Search code examples
elasticsearchgithub-actionskibanawebhooks

How to join indices in elasticsearch and kibana


I know I am thinking of this in SQL terms so I know there is going to be a shift in thinking.

Basically I am ingesting webhooks from GitHub about actions and I want to pull some data together for a visualization.

I want to be able to join these two indices together such that I can pull the path data from the workflow_run index that corresponds to the entries in the workflow_job index so that I can show the file associated with the job entries. Ultimately I am going to group them together and list the top jobs that fail.

A sample of the indices is here:

workflow_run index sample workflow_job index sample

What is the correct way to visualize this data in Kibana?


Solution

  • I know I am thinking of this in SQL terms so I know there is going to be a shift in thinking.

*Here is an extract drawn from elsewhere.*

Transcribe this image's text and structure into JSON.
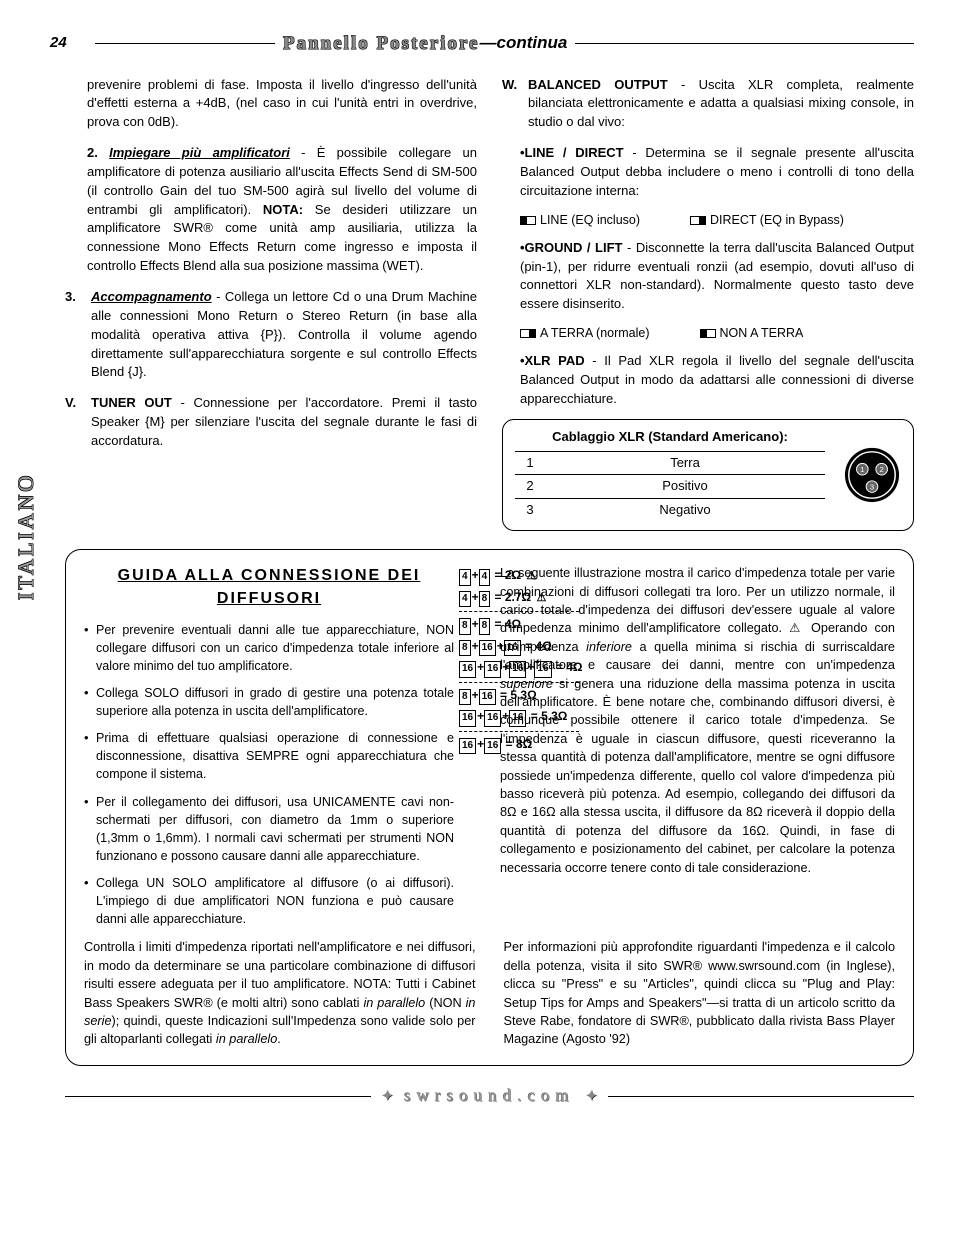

    TL;DR: That is correct. If you want to use Kibana you need to denormalize everything. If it is not in a single index with homogeneous records you are not going to be a happy camper.

    There is pretty much no support for many-to-many relationships here. Neither Kibana nor Elasticsearch can handle them. There is a limited support for one-to-many relationships in Elasticserch. If you could make it one-to-many relationship (for example, you could create a single workflow record) then Elasticsearch could handle one-to-many relationships using join field or nested records. There are several queries. Please note that all records in this case have to reside in the same index in case of join fields or even the same record in case of nested fields.

    Unfortunately neither nested fields nor [join fields] (https://github.com/elastic/kibana/issues/3730) are properly supported by Kibana at the moment. There are some features like querying nested fields available, but overall most of your queries and aggregation will be either not possible or will break unexpectedly.